Name | Description |
---|---|
ded_high_sent_bytes_destination_geo_country_iso_code |
Detects data exfiltration to an unusual geo-location (by country iso code). |
ded_high_sent_bytes_destination_ip |
Detects data exfiltration to an unusual geo-location (by IP address). |
ded_high_sent_bytes_destination_port |
Detects data exfiltration to an unusual destination port. |
ded_high_sent_bytes_destination_region_name |
Detects data exfiltration to an unusual geo-location (by region name). |
ded_high_bytes_written_to_external_device |
Detects data exfiltration activity by identifying high bytes written to an external device. |
ded_rare_process_writing_to_external_device |
Detects data exfiltration activity by identifying a file write started by a rare process to an external device. |
ded_high_bytes_written_to_external_device_airdrop |
Detects data exfiltration activity by identifying high bytes written to an external device via Airdrop. |
The job configurations and datafeeds can be found here.
Lateral Movement Detection (LMD)
Machine learning package to detect lateral movement based on file transfer activity and Windows RDP events.

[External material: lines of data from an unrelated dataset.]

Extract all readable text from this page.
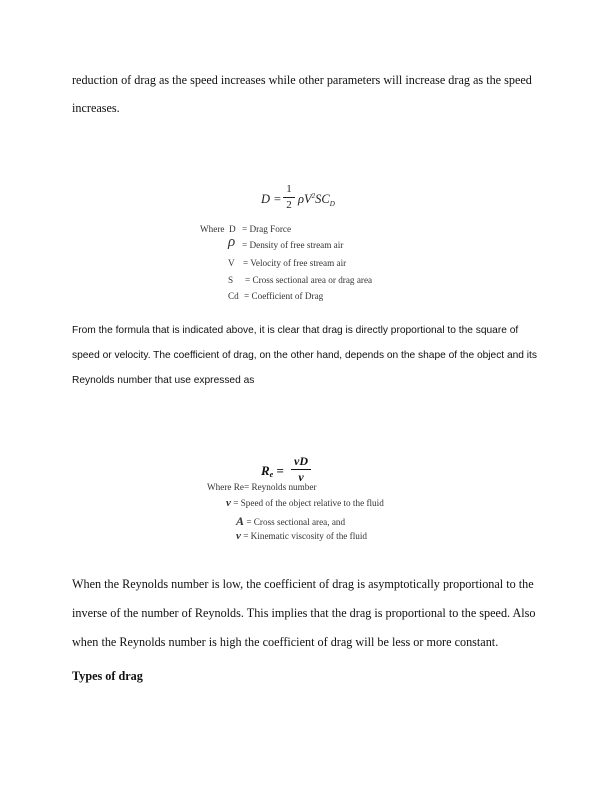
reduction of drag as the speed increases while other parameters will increase drag as the speed increases.

D =
1
2 $\rho V^2SC_D$
Where D = Drag Force
ρ = Density of free stream air
V = Velocity of free stream air
S = Cross sectional area or drag area
Cd = Coefficient of Drag

From the formula that is indicated above, it is clear that drag is directly proportional to the square of speed or velocity. The coefficient of drag, on the other hand, depends on the shape of the object and its Reynolds number that use expressed as

$R_e$ =
vD
ν
Where Re= Reynolds number
v = Speed of the object relative to the fluid
A = Cross sectional area, and
ν = Kinematic viscosity of the fluid

When the Reynolds number is low, the coefficient of drag is asymptotically proportional to the inverse of the number of Reynolds. This implies that the drag is proportional to the speed. Also when the Reynolds number is high the coefficient of drag will be less or more constant.

Types of drag
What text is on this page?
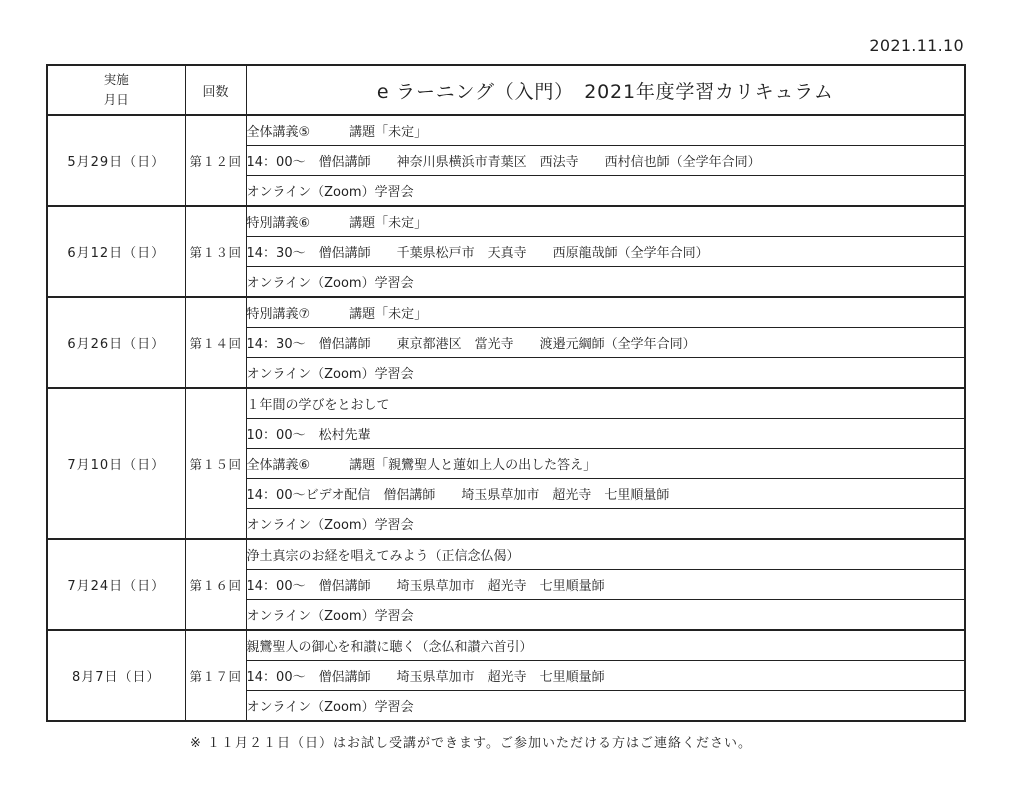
2021.11.10
実施
月日	回数	e ラーニング（入門）　2021年度学習カリキュラム
5月29日（日）	第１２回	全体講義⑤　　　講題「未定」
		14：00～　僧侶講師　　神奈川県横浜市青葉区　西法寺　　西村信也師（全学年合同）
		オンライン（Zoom）学習会
6月12日（日）	第１３回	特別講義⑥　　　講題「未定」
		14：30～　僧侶講師　　千葉県松戸市　天真寺　　西原龍哉師（全学年合同）
		オンライン（Zoom）学習会
6月26日（日）	第１４回	特別講義⑦　　　講題「未定」
		14：30～　僧侶講師　　東京都港区　當光寺　　渡邉元綱師（全学年合同）
		オンライン（Zoom）学習会
7月10日（日）	第１５回	１年間の学びをとおして
		10：00～　松村先輩
		全体講義⑥　　　講題「親鸞聖人と蓮如上人の出した答え」
		14：00～ビデオ配信　僧侶講師　　埼玉県草加市　超光寺　七里順量師
		オンライン（Zoom）学習会
7月24日（日）	第１６回	浄土真宗のお経を唱えてみよう（正信念仏偈）
		14：00～　僧侶講師　　埼玉県草加市　超光寺　七里順量師
		オンライン（Zoom）学習会
8月7日（日）	第１７回	親鸞聖人の御心を和讃に聴く（念仏和讃六首引）
		14：00～　僧侶講師　　埼玉県草加市　超光寺　七里順量師
		オンライン（Zoom）学習会
※ １１月２１日（日）はお試し受講ができます。ご参加いただける方はご連絡ください。
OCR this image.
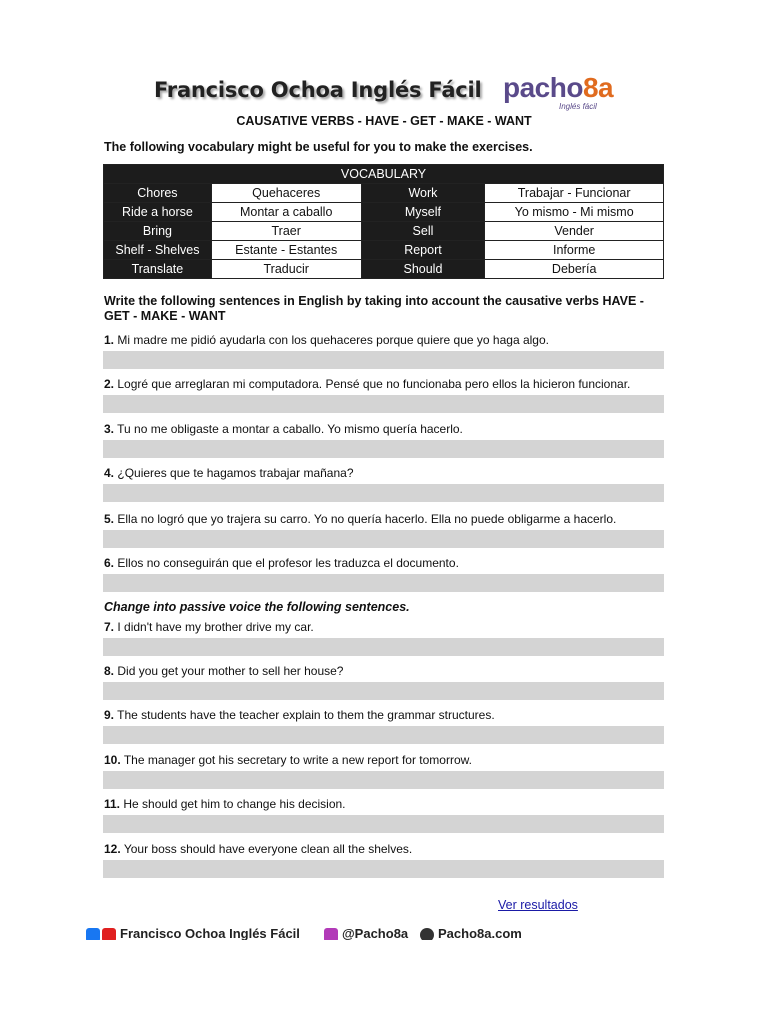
Francisco Ochoa Inglés Fácil pacho8a
Inglés fácil
CAUSATIVE VERBS - HAVE - GET - MAKE - WANT
The following vocabulary might be useful for you to make the exercises.
VOCABULARY			
Chores	Quehaceres	Work	Trabajar - Funcionar
Ride a horse	Montar a caballo	Myself	Yo mismo - Mi mismo
Bring	Traer	Sell	Vender
Shelf - Shelves	Estante - Estantes	Report	Informe
Translate	Traducir	Should	Debería
Write the following sentences in English by taking into account the causative verbs HAVE - GET - MAKE - WANT
1. Mi madre me pidió ayudarla con los quehaceres porque quiere que yo haga algo.
2. Logré que arreglaran mi computadora. Pensé que no funcionaba pero ellos la hicieron funcionar.
3. Tu no me obligaste a montar a caballo. Yo mismo quería hacerlo.
4. ¿Quieres que te hagamos trabajar mañana?
5. Ella no logró que yo trajera su carro. Yo no quería hacerlo. Ella no puede obligarme a hacerlo.
6. Ellos no conseguirán que el profesor les traduzca el documento.
7. I didn't have my brother drive my car.
8. Did you get your mother to sell her house?
9. The students have the teacher explain to them the grammar structures.
10. The manager got his secretary to write a new report for tomorrow.
11. He should get him to change his decision.
12. Your boss should have everyone clean all the shelves.
Change into passive voice the following sentences.
Ver resultados
Francisco Ochoa Inglés Fácil	@Pacho8a Pacho8a.com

Refer to the subscription page to learn more about the required subscription.
To download, refer to the documentation.
Name | Description |
---|---|
lmd_high_count_remote_file_transfer |
Detects unusually high file transfers to a remote host in the network. |
lmd_high_file_size_remote_file_transfer |
Detects unusually high size of files shared with a remote host in the network. |
lmd_rare_file_extension_remote_transfer |
Detects data exfiltration to an unusual destination port. |
lmd_rare_file_path_remote_transfer |
Detects unusual folders and directories on which a file is transferred. |
lmd_high_mean_rdp_session_duration |
Detects unusually high mean of RDP session duration. |
lmd_high_var_rdp_session_duration |
Detects unusually high variance in RDP session duration. |
lmd_high_sum_rdp_number_of_processes |
Detects unusually high number of processes started in a single RDP session. |
lmd_unusual_time_weekday_rdp_session_start |
Detects an RDP session started at an usual time or weekday. |
lmd_high_rdp_distinct_count_source_ip_for_destination |
Detects a high count of source IPs making an RDP connection with a single destination IP. |
lmd_high_rdp_distinct_count_destination_ip_for_source |
Detects a high count of destination IPs establishing an RDP connection with a single source IP. |
lmd_high_mean_rdp_process_args |
Detects unusually high number of process arguments in an RDP session. |
The job configurations and datafeeds can be found here.